Her head was spinning. It wasn’t a sensation she enjoyed. “This is a mistake. I don’t—” She stepped back in defense and felt something crunch under her heel.

“Damn, second pair this week.” Cade only shook his
head over the broken sunglasses. “Life’s full of mistakes,” he went on, and kissed her again, lightly. “This doesn’t feel like one, but we’re just going to have to see it through to find out.”

“Cade, I’m no good at this sort of thing.”

“Which sort? The kissing sort?”

“No.” Her own laugh came as a surprise. How could he make her laugh when she was terrified? “The man-woman thing, the relationship thing.”

“Then you’ll just have to practice.”

“I don’t want to practice.” She could do nothing but sigh when he pressed his lips to her forehead. “Cade, there’s so much you don’t know about me.”

“That goes both ways. So let’s find out. It’s a nice evening.” He slid his hand down to hers. “Why don’t we go for a drive?”
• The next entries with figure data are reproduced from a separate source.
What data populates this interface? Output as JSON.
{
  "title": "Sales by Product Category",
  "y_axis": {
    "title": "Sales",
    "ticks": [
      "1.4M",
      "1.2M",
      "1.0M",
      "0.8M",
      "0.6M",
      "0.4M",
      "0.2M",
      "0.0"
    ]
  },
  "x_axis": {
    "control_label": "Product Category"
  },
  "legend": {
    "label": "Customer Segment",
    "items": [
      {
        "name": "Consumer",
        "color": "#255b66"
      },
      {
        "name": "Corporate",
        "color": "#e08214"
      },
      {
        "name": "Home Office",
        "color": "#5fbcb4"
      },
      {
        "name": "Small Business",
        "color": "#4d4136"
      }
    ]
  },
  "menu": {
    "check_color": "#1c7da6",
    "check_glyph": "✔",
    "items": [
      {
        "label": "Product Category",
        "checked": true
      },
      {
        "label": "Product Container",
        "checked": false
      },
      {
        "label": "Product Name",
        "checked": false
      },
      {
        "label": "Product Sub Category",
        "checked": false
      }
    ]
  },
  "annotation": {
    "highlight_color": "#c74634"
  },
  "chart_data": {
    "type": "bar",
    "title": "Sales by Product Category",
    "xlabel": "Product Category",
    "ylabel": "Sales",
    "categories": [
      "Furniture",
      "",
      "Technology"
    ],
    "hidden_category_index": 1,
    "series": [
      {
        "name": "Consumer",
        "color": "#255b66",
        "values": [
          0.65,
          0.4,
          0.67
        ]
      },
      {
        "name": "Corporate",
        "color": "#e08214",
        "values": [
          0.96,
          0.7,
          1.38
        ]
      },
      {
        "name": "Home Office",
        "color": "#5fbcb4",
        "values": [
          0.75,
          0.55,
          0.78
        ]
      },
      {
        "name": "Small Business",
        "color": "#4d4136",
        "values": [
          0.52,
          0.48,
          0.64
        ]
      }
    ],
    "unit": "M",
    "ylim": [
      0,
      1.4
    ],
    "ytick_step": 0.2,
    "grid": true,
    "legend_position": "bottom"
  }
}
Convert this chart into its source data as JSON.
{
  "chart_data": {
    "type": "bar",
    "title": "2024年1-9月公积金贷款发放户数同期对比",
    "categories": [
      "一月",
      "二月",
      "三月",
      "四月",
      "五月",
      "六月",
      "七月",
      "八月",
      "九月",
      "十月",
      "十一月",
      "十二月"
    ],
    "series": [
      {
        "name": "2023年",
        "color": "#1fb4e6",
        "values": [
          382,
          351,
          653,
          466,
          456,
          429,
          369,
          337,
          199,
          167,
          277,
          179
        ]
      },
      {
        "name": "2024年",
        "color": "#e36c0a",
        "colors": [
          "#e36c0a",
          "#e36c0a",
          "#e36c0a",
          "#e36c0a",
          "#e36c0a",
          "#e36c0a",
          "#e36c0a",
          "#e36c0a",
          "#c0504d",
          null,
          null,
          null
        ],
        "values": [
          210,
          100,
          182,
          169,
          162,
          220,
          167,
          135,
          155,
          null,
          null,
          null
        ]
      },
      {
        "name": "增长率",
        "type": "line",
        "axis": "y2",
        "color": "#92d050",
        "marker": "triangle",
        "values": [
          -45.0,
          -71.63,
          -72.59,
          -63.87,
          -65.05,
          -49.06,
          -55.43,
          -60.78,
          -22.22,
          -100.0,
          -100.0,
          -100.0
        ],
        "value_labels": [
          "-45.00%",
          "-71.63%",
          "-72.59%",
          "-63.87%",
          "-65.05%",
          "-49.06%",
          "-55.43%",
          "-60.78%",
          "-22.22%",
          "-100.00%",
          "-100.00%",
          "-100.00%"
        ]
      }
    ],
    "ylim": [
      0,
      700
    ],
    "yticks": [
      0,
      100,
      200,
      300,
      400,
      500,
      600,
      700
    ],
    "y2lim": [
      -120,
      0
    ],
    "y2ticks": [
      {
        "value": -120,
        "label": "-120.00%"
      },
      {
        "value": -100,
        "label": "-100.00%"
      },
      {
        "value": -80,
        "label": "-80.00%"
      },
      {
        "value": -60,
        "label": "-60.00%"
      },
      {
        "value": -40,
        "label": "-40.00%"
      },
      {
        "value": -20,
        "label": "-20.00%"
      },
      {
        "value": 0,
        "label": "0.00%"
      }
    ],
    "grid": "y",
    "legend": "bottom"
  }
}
“This isn’t dealing with the issue.”

“We can stop and get something to eat when the mood strikes.” He turned her, rather elegantly bent down to pick up his ruined glasses. He began to walk, with the young cotton between them. “One step at a time, Tory,” he said quietly. “I’m a patient man. You look around here, pay attention, you can see how patient. It took me three seasons to turn the farm around to where I wanted it. To what I believed in, and I did that against a couple of generations of tradition. There are people who still point and snicker, or grumble and curse. All because I didn’t go the way most are comfortable with, that most understand. And what people don’t understand usually scares them.”

She looked at him, then away. The charmingly careless man who’d chuckled at her temper had a line of steel running through him. It wouldn’t be wise, she mused, to forget it. “I know that. I live with that.”

“So why don’t we just consider ourselves two misfits, and see where that takes us?”

“I don’t know what you’re talking about. No Lavelle’s a misfit in Progress.”

“You think that because I’ve yet to bore you senseless with the wonders of organic farming and the beauty of
green cotton.” Casually, he lifted her hand, kissed the back of it. “But I will, as I haven’t had a new victim in months. Tell you what, you go on home. I need to clean up some. I’ll come by and get you in about an hour.”

“I have things to do.”

“God knows there isn’t a day goes by there aren’t things to do.” He opened her car door. “I’ll be by in an hour,” he told her as she slid behind the wheel. “And Tory? Just so there’s no confusion. This is a date.”

He closed the door, then, tucking his hands in his pockets, strolled over to his truck.